Sind KI-Agenten DSGVO-konform?

KI-Agenten können DSGVO-konform betrieben werden, wenn Datenflüsse dokumentiert sind, der Modell- und Hosting-Anbieter über einen AVV nach Art. 28 eingebunden ist, Zugriffsrechte rollenbasiert begrenzt sind und kritische Aktionen über eine menschliche Freigabe laufen. Eine isolierte Modell-API ist noch kein DSGVO-konformer Agent.

Wer ist Verantwortlicher und wer Auftragsverarbeiter beim Einsatz von KI-Agenten?

Verantwortlicher ist das Unternehmen, das Zweck und Mittel der Verarbeitung festlegt — typischerweise der Auftraggeber. Implementierungspartner, Hosting-Anbieter und Modell-Anbieter sind Auftragsverarbeiter und brauchen jeweils einen AVV nach Art. 28 DSGVO. KoBra unterzeichnet als Implementierungspartner; Modell- und Hosting-AVV werden separat ergänzt.

Brauche ich Standardvertragsklauseln, wenn der Modell-Anbieter außerhalb der EU sitzt?

Ja. Bei Drittland-Subprozessoren sind die Standardvertragsklauseln (SCC) der EU-Kommission in der Fassung von 2021 erforderlich, ergänzt um dokumentierte Schrems-II-Maßnahmen wie Pseudonymisierung im Prompt, Verschlüsselung und vertragliche Zugriffsbegrenzung. Ohne diese Bewertung wird der Workflow mit personenbezogenen Daten nicht produktiv gestellt.

Welche TOMs gehören zum DSGVO-Mindeststandard für KI-Agenten?

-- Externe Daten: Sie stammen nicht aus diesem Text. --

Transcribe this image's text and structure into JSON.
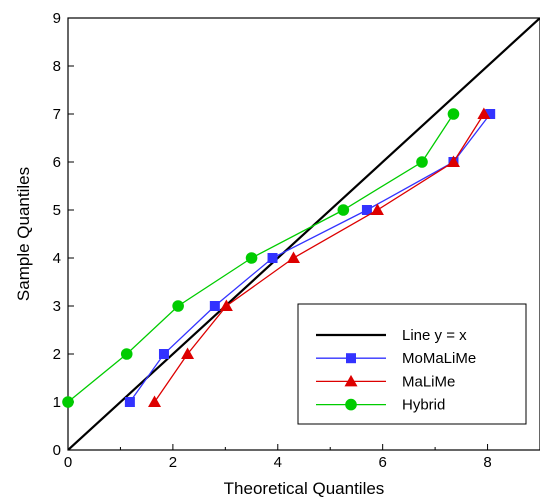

Rollenbasierte Zugriffskontrolle inklusive Mehr-Faktor-Authentifizierung, Verschlüsselung im Transport und at-rest, Pseudonymisierung im Prompt, Audit-Log über jede Verarbeitung, Backup- und Wiederherstellungskonzept, regelmäßige Tests, klares Löschkonzept sowie eine saubere Trennung von Test- und Produktionsdaten. TOMs werden pro Workflow konkret beschrieben, nicht generisch kopiert.

Gilt ein KI-Agent als automatisierte Einzelentscheidung nach Art. 22 DSGVO?

Nur dann, wenn der Agent vollautomatisch über rechtlich oder wirtschaftlich wesentliche Vorgänge entscheidet — etwa Vertragsabschluss, Mahnung oder Personalauswahl. Bereitet der Agent lediglich Vorschläge vor und entscheidet ein Mensch über die Freigabe, liegt in der Regel keine automatisierte Einzelentscheidung nach Art. 22 vor.

Warum bleibt der Mensch im Loop ein Datenschutz-Hebel?

Mensch-im-Loop-Workflows reduzieren das Risiko, weil rechtlich oder wirtschaftlich kritische Vorgänge nicht blind ausgeführt, sondern vorgeschlagen und geprüft werden. Das vermeidet die schärferen Pflichten aus Art. 22 DSGVO und erlaubt eine kontrollierte Skalierung bei sensiblen Daten.